Discussed. definitions
it's necessary to clearly define the major terms used to avoid
confusion. pathologic staging, in step with the american
joint committee on cancer ( ajcc ), refers to the stage after
surgical resection and complete pathologic analysis of the
specimen and the
other tissues submitted. clinical stage is
the stage as determined by any and all info that's
accessible prior to resection. so, clinical stage will involve
imaging ( radiographic staging ) or biopsies like transbronchial
needle aspiration ( tbna ) or a mediastinoscopy ( tissue
staging ). though mediastinoscopy is thought-about a surgical
procedure and that involves a pathology report, it's still a part of
clinical staging.
numerous parameters is used to assess the reliability
of a check, together with sensitivity, specificity, and false-n egative
( fn ) and false-positive ( fp ) rates ( usually expressed as
a percen tage ). the latter 2 measures are generally expressed
in an exceedingly less intuitive manner because the converse, called
the negative predictive worth ( npv one fn rate ) or positive
predictive worth ( ppv one fp rate ). sensitivity and
specificity are derived from patient populations in whom
the true disease standing may be already known, who either all have
or don't have the condition in question. these parameters
offer information concerning how typically the check are going to be positive or
negative for these respective populations. so, these measures
offer info concerning the check, as a result of the disease
standing has already been determined within the patients. within theory,
these measures is used to compare completely different tests, but
solely if the patient populations within which the tests are used are
identical. unfortunately, notably with regard to invasive
staging tests, the patients selected for diffe rent tests don't seem to be
identical, limiting the worth of the measures of sensitivity
and specificity.
the fn and fp rates of a check are of a lot of bigger practical
use to the clinician, who should interpret the reliability of a
check result ( positive or negative ) in an exceedinglyn individual patient. the
clinician doesn't understand the true disease standing of the patient ;
he/she solely is aware of that the patient has a negative or a positive
check result. interpretation of a check result for a private
patient needs knowledge of the fn or fp rate. it's important
to purpose out that the fn or fp rate of the check can not be
estimated from the sensitivity or specificity, as a result of every of
these is derived from completely different formulas. this may be a common
misconception that frequently creates confusion and that inappropriate
interpretation of check results. the solely exception to the current
reality is within the case of “perfect” check performance : a sensitivity of
100% will, in truth, imply an fn rate of zero, and a specificity of
100% implies an fp rate of zero.
in general, patients with lung cancer is separated
into four teams ( fig. 29. one ) with respect to intrathoracic
radiographic characteristics of the primary tumor and therefore the
mediastinal nodes. five, six briefly, the teams are patients with extensive
mediastinal infiltration ( radiographic cluster a ), those
with enlargement of discrete mediastinal nodes ( radiographic
cluster b ), patients with normal mediastinal nodes by ct but
a central tumor or suspected n1 disease ( radiographic group
c ), and people with normal nodes, mediastinal nodes, and a
peripheral ci tumor ( radiographic cluster d ).
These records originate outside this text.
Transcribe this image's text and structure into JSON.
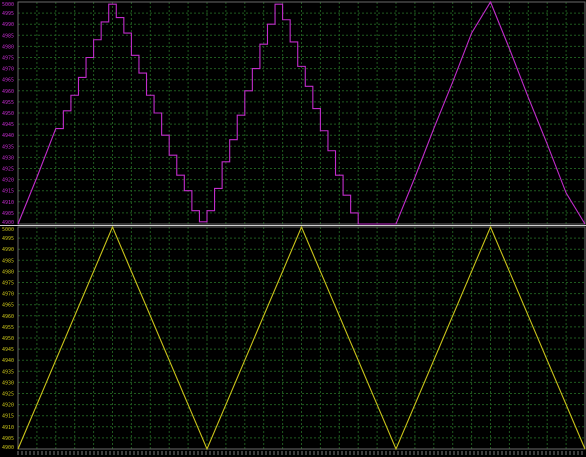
{
  "colors": {
    "background": "#000000",
    "grid": "#1f5a1f",
    "panel_border": "#6a6a6a",
    "panel_divider": "#cfcfcf",
    "top_trace": "#c12ccb",
    "bottom_trace": "#c9c31a",
    "top_tick_text": "#c12ccb",
    "bottom_tick_text": "#c9c31a"
  },
  "chart_data": [
    {
      "type": "line",
      "panel": "top",
      "style": "stepped",
      "ylim": [
        4900,
        5000
      ],
      "y_ticks": [
        4900,
        4905,
        4910,
        4915,
        4920,
        4925,
        4930,
        4935,
        4940,
        4945,
        4950,
        4955,
        4960,
        4965,
        4970,
        4975,
        4980,
        4985,
        4990,
        4995,
        5000
      ],
      "y_tick_labels": [
        "4900",
        "4905",
        "4910",
        "4915",
        "4920",
        "4925",
        "4930",
        "4935",
        "4940",
        "4945",
        "4950",
        "4955",
        "4960",
        "4965",
        "4970",
        "4975",
        "4980",
        "4985",
        "4990",
        "4995",
        "5000"
      ],
      "xlim": [
        0,
        300
      ],
      "grid": true,
      "series": [
        {
          "color": "#c12ccb",
          "x": [
            0,
            10,
            20,
            24,
            28,
            32,
            36,
            40,
            44,
            48,
            52,
            56,
            60,
            64,
            68,
            72,
            76,
            80,
            84,
            88,
            92,
            96,
            100,
            104,
            108,
            112,
            116,
            120,
            124,
            128,
            132,
            136,
            140,
            144,
            148,
            152,
            156,
            160,
            164,
            168,
            172,
            176,
            180,
            184,
            188,
            192,
            196,
            200,
            210,
            220,
            230,
            240,
            250,
            260,
            270,
            280,
            290,
            300
          ],
          "y": [
            4900,
            4921,
            4943,
            4951,
            4958,
            4966,
            4975,
            4983,
            4991,
            4999,
            4993,
            4986,
            4976,
            4968,
            4958,
            4950,
            4940,
            4931,
            4922,
            4915,
            4906,
            4901,
            4906,
            4916,
            4928,
            4938,
            4949,
            4960,
            4970,
            4981,
            4990,
            4999,
            4992,
            4982,
            4971,
            4962,
            4952,
            4942,
            4933,
            4922,
            4913,
            4905,
            4900,
            4900,
            4900,
            4900,
            4900,
            4900,
            4921,
            4943,
            4964,
            4986,
            5000,
            4979,
            4957,
            4936,
            4914,
            4900
          ]
        }
      ]
    },
    {
      "type": "line",
      "panel": "bottom",
      "ylim": [
        4900,
        5000
      ],
      "y_ticks": [
        4900,
        4905,
        4910,
        4915,
        4920,
        4925,
        4930,
        4935,
        4940,
        4945,
        4950,
        4955,
        4960,
        4965,
        4970,
        4975,
        4980,
        4985,
        4990,
        4995,
        5000
      ],
      "y_tick_labels": [
        "4900",
        "4905",
        "4910",
        "4915",
        "4920",
        "4925",
        "4930",
        "4935",
        "4940",
        "4945",
        "4950",
        "4955",
        "4960",
        "4965",
        "4970",
        "4975",
        "4980",
        "4985",
        "4990",
        "4995",
        "5000"
      ],
      "xlim": [
        0,
        300
      ],
      "grid": true,
      "series": [
        {
          "color": "#c9c31a",
          "x": [
            0,
            50,
            100,
            150,
            200,
            250,
            300
          ],
          "y": [
            4900,
            5000,
            4900,
            5000,
            4900,
            5000,
            4900
          ]
        }
      ]
    }
  ]
}
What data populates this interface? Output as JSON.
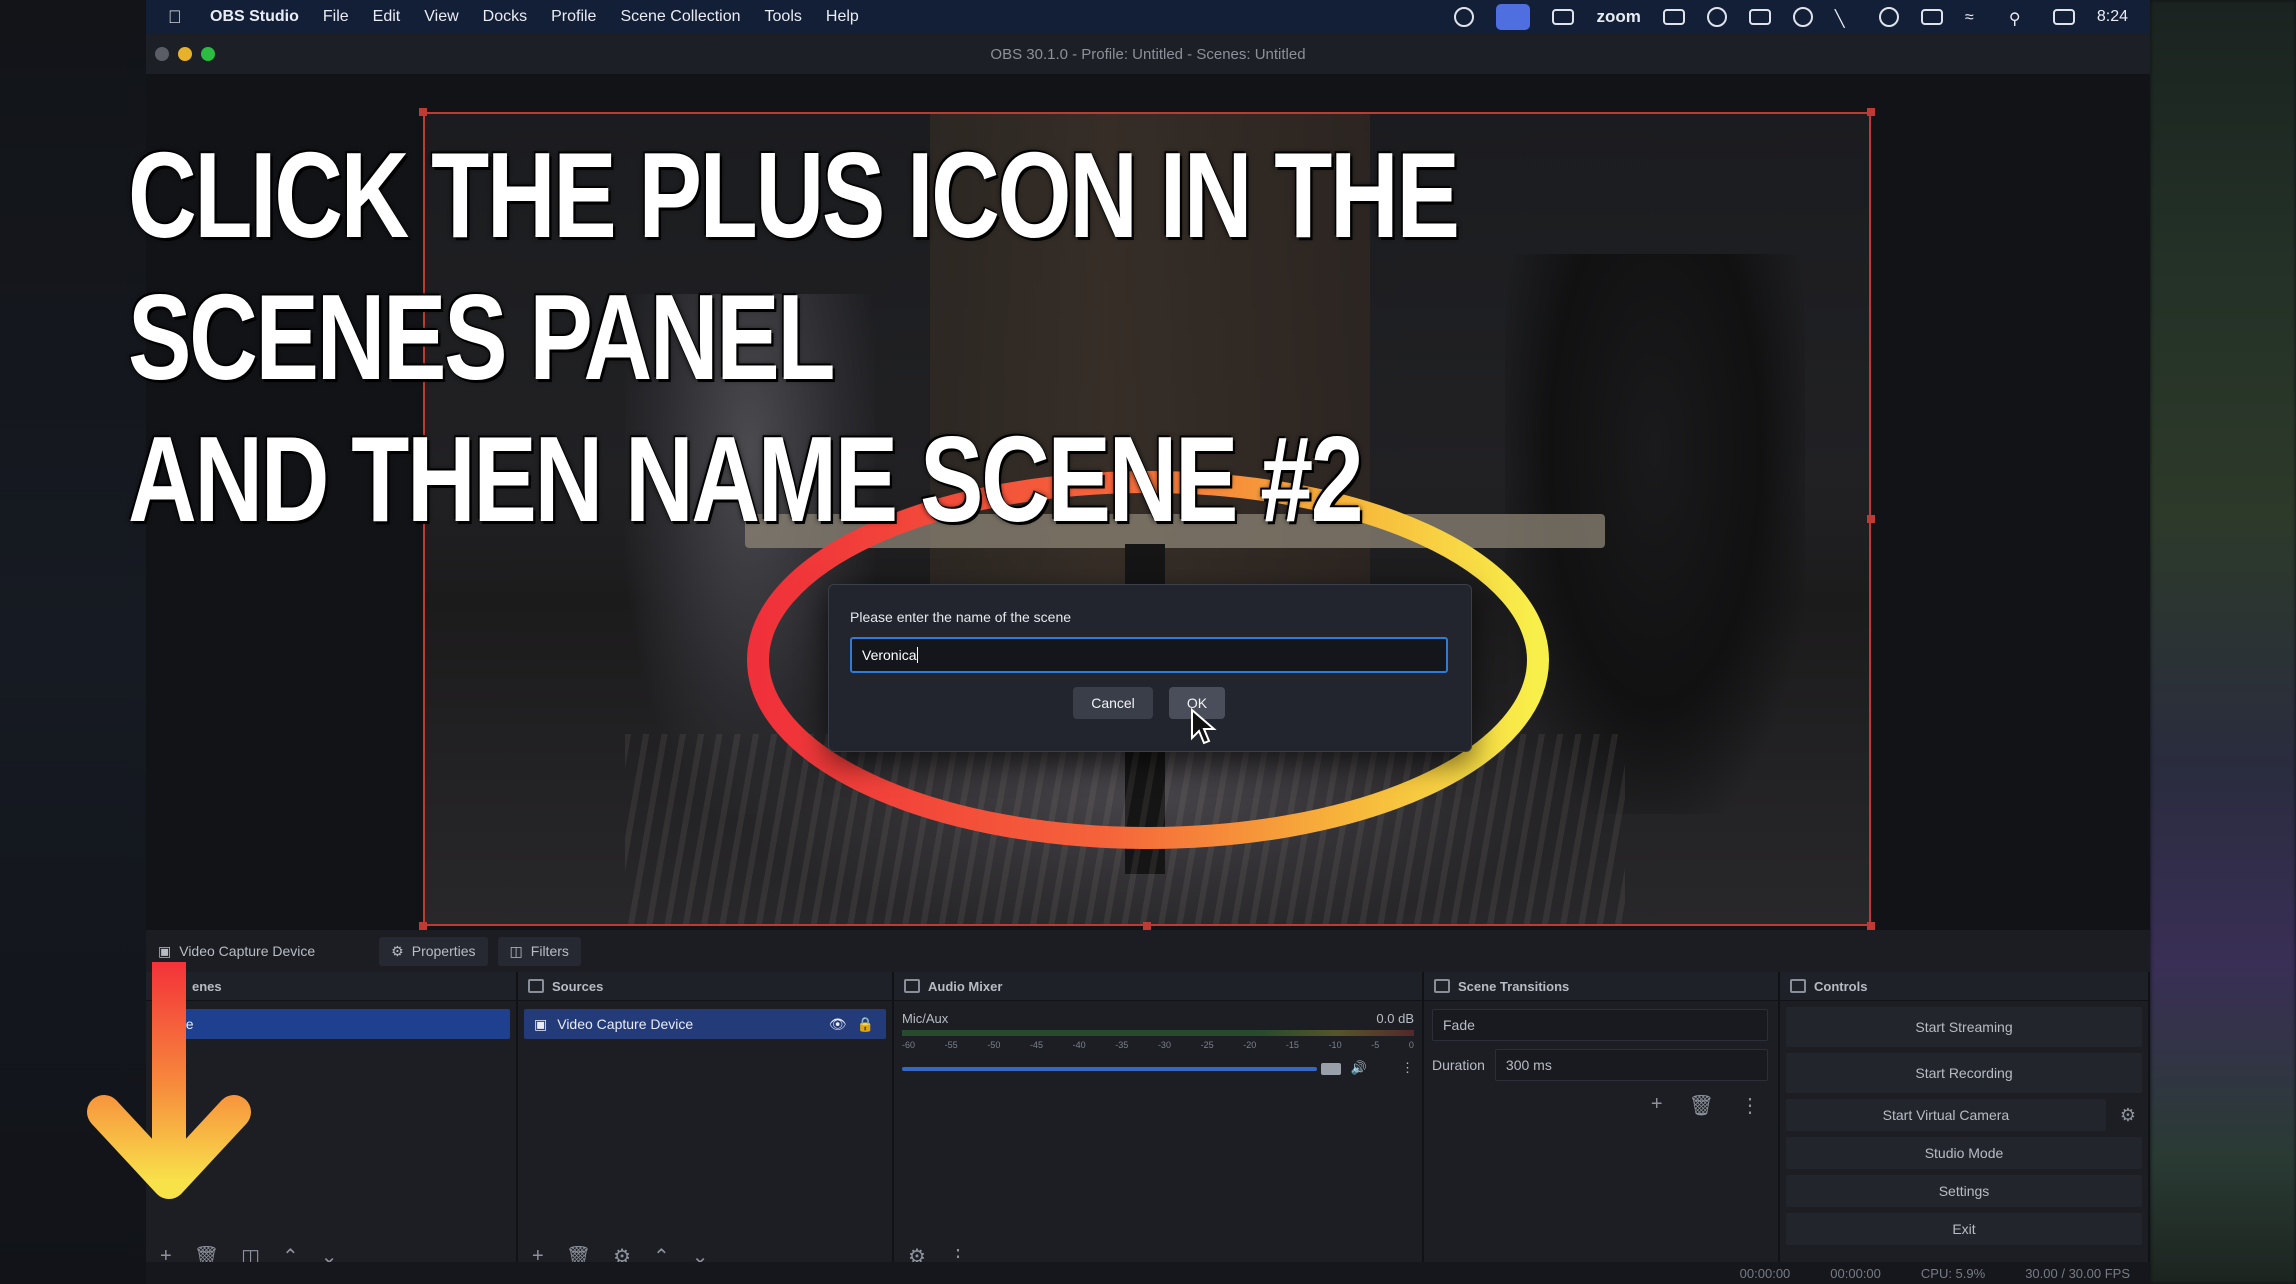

a widely accepted definition of normal-sized mediastinal
lymph nodes may be a short-axis diameter of 1 cm on a transverse
ct image. six discrete nodal enlargement implies that discrete
nodes are seen on the ct scan and are defined well enough
to be ready to live their size ( and are 1 cm ). mediastinal
infiltration is present when there may be abnormal tissue within the
mediastinum that doesn't have the appearance and form of
distinct lymph nodes, however instead has an irregular, amorphous
form. six during this case, it's tough to distinguish discrete nodes
and that impossible to come back up with a measurement of the scale of
nodes. this occurs when multiple nodes are matted together
to the purpose where the boundary between them is obscured
and might be assumed to involve intensive extranodal spread of
tumor. it should progress to the purpose where mediastinal vessels
and alternative structures are partially or utterly encircled.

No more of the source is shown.